The press release touts the move as “Government will no longer pick winners and losers through a private evaluation process.” But that strategy comes with its own downside.
“If the program is too passive, then it will be seen as ‘dumb money’, funding that comes without due diligence,” says Fellows. “This is bad because that kind of financing sends no useful signal to private suppliers of capital.”
The press release also neglected to mention that last year the UCP government chopped the $500 million Petrochemicals Feedstock Infrastructure Program, which helped fund projects like “straddle plants” that strip liquids (mostly ethane) from natural gas flowing in a pipeline. Those liquids are the feedstock for the petrochemical plants.
On balance, the UCP government appears to have improved the Petrochemicals Incentive Program. How much it has been improved will depend upon its success.
When the NDP introduced the program in early 2018, the government already had two projects – Canada Kuwait Petrochemical Corporation and Interpipeline – worth approximately $8 billion ready to go.
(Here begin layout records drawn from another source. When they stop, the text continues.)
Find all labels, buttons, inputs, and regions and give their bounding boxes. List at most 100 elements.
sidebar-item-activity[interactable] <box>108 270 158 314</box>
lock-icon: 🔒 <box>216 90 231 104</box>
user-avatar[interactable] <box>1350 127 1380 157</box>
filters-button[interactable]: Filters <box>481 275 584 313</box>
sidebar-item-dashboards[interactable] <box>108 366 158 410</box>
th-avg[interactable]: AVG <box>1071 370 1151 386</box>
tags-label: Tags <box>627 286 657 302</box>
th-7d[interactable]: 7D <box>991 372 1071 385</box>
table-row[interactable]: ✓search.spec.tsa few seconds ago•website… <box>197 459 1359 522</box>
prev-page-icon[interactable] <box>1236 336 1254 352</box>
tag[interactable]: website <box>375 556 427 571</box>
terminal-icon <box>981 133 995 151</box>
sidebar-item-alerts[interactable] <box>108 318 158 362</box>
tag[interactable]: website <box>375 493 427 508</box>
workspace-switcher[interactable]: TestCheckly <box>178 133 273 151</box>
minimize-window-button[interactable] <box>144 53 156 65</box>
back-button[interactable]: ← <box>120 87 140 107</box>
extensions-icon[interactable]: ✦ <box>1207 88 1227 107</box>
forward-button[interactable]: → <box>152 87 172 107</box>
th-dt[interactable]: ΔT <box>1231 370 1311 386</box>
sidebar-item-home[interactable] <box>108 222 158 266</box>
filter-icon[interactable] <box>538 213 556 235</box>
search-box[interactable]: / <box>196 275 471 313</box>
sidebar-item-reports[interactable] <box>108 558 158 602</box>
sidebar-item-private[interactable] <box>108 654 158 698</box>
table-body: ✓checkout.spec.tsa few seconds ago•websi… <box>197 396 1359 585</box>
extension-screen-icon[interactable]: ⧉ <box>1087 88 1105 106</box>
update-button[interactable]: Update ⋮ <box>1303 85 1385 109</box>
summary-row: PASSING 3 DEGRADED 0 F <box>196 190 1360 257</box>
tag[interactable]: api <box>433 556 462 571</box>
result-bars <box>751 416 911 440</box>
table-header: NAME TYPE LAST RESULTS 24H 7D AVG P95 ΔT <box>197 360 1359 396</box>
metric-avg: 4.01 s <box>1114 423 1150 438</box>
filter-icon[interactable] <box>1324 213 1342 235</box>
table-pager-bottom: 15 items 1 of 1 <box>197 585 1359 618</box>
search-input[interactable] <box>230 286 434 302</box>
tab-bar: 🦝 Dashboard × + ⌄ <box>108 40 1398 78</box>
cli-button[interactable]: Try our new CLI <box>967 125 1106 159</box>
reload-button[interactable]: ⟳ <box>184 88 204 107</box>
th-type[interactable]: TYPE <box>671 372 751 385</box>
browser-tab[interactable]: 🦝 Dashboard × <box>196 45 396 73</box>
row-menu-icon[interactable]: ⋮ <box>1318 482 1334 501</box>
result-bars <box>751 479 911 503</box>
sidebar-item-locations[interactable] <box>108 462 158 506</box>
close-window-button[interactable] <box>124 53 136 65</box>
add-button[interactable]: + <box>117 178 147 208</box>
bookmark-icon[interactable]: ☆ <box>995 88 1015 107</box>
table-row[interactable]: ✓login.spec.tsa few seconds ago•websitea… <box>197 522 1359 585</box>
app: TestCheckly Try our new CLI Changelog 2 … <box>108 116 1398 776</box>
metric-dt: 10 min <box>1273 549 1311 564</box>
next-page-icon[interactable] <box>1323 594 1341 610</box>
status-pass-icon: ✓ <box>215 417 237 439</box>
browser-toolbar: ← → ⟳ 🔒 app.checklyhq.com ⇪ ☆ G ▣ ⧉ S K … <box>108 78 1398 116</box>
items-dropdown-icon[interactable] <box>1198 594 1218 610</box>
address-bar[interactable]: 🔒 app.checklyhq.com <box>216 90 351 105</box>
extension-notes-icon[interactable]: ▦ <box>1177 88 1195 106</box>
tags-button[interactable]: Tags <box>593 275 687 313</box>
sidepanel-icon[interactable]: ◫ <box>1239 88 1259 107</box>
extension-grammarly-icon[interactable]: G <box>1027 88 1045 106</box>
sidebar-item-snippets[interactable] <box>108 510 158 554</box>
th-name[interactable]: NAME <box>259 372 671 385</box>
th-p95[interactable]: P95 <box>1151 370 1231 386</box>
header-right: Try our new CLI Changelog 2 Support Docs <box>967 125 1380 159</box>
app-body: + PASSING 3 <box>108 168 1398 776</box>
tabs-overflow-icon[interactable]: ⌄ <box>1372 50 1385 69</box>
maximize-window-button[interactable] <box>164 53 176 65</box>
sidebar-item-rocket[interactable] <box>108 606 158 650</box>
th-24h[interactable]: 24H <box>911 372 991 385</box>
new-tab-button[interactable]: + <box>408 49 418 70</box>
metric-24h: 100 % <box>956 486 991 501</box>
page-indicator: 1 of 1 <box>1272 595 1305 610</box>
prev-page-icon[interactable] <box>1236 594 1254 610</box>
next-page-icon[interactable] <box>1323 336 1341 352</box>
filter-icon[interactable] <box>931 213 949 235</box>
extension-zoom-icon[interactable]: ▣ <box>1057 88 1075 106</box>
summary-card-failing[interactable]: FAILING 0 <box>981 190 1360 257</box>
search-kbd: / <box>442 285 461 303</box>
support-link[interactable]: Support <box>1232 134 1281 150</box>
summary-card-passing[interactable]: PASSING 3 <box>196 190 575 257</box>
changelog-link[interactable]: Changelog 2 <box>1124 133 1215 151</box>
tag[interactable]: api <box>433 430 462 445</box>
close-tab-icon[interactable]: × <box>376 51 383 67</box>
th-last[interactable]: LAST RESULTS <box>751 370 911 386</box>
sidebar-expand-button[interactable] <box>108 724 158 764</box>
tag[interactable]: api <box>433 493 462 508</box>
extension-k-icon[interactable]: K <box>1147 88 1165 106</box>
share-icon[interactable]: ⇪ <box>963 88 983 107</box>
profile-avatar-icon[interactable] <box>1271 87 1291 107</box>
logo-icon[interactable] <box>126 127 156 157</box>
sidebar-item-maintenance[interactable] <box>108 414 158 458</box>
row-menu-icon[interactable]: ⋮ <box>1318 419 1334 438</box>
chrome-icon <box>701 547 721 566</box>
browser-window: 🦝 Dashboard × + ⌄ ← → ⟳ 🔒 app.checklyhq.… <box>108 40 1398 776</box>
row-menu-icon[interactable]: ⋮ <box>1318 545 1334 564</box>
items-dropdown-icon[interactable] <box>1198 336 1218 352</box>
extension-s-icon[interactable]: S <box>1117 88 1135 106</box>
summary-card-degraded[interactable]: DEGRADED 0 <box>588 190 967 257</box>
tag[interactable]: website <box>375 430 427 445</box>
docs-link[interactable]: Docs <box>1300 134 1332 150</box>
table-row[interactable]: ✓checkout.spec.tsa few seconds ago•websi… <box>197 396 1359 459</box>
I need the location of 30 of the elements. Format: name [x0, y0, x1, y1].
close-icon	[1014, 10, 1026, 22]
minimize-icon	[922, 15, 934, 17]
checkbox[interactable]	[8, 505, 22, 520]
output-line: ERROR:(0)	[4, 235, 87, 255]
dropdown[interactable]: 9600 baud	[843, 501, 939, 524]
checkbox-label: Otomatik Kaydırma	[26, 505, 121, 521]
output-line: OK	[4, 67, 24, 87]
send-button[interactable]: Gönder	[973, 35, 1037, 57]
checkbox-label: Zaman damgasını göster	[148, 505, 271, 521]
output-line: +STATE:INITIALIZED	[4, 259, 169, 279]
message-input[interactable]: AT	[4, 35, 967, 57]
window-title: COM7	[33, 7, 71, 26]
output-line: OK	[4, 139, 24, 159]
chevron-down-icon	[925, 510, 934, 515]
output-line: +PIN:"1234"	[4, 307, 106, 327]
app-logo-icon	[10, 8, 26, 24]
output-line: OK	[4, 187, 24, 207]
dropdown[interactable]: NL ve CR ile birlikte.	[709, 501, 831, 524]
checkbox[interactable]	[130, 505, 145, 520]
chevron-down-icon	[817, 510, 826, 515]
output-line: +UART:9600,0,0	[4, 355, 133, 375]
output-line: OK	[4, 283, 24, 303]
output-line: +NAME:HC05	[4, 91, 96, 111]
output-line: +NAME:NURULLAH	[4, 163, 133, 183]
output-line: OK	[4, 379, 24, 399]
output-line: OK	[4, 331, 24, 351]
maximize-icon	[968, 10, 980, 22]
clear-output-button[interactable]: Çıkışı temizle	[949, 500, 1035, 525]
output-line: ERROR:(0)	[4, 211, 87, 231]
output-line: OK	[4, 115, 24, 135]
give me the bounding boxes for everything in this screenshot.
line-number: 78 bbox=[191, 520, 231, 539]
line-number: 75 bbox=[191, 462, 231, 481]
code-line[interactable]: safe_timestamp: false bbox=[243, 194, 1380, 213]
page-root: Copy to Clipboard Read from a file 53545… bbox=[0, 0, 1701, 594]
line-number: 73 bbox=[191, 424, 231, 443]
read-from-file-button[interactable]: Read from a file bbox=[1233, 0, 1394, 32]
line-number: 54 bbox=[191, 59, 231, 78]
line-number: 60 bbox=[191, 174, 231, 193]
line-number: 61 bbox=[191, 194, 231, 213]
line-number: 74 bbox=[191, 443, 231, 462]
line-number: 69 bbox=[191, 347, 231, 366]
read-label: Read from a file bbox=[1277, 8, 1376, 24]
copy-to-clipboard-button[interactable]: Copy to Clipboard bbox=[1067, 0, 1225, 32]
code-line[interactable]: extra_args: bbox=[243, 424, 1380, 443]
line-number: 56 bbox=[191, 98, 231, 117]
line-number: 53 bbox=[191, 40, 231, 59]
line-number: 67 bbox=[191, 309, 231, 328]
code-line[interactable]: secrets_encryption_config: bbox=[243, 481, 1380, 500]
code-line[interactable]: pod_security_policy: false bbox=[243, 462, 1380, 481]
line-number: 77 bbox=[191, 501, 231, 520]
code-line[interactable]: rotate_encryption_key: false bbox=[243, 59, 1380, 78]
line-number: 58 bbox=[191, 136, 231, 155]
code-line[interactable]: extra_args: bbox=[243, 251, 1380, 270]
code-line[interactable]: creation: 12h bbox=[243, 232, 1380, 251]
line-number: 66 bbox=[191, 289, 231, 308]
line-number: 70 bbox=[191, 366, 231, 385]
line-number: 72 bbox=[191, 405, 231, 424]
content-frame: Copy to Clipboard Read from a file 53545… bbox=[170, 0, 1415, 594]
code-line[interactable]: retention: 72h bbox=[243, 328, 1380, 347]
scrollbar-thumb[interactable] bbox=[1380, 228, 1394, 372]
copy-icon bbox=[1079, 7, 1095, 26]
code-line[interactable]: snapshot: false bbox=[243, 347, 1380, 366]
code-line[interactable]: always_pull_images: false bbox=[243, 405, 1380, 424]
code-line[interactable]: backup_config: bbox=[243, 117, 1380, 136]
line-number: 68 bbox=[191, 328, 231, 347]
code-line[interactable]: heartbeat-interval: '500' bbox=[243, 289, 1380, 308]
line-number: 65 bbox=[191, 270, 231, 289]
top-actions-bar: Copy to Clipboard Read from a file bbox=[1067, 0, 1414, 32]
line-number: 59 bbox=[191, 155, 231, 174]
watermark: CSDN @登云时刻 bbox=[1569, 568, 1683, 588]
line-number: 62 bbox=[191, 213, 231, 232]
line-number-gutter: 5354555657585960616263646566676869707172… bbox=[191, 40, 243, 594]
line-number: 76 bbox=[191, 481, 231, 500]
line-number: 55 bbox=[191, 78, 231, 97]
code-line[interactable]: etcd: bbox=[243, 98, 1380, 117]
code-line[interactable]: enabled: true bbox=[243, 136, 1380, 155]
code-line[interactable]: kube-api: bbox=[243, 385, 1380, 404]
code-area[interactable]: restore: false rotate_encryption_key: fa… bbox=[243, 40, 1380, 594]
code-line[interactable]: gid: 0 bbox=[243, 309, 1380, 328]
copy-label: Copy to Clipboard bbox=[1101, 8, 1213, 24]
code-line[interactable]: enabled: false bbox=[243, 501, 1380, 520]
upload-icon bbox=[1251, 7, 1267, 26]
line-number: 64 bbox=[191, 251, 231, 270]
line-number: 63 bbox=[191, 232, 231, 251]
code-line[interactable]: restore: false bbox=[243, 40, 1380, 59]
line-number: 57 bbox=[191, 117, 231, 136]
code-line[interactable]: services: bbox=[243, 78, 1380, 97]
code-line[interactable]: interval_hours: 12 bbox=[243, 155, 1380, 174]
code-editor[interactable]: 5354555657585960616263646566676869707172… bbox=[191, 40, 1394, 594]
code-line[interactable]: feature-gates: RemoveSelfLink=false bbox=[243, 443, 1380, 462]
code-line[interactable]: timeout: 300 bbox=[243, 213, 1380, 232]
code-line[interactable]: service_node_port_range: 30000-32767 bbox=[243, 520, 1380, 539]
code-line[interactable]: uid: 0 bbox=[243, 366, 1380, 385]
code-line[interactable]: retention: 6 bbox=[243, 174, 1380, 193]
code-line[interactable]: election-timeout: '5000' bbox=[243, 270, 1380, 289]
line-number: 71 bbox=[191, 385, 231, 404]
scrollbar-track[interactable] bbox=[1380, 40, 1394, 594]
This time, the government has none to show after 14 months in power.

The proof of the pudding will be in the tasting, but there is nothing here to justify the bombast from Nally and the business leaders quoted in the release.
Since the UCP formed government, 14,000 directly oilfield jobs have been lost in Alberta. Capital expenditures have not recovered. Junior oil and gas companies, already on the ropes after the 2015 and 2016 downturn, are failing or being snapped up for a song by bigger competitors. The service sector has been decimated and the $1 billion orphan well clean up – funded by Ottawa as part of the pandemic support – is being criticized for poor design and implementation.
To make matters worse, there is plenty of evidence that the energy transition is accelerating and that the next few years will see major disruptions to global hydrocarbon markets. Disruption is not good for the Alberta industry, which is a high-cost marginal producer far from markets.
Cheerleading isn’t going to fix these problems.
Alberta needs a plan, strong leadership, and flawless execution. If the Petrochemicals Incentive Program is any guide, the Kenney government has chosen to dress up the Chevies on the used car lot and sell them as new Corvettes.
Car buyers are too smart to buy the hype and Albertans shouldn’t, either.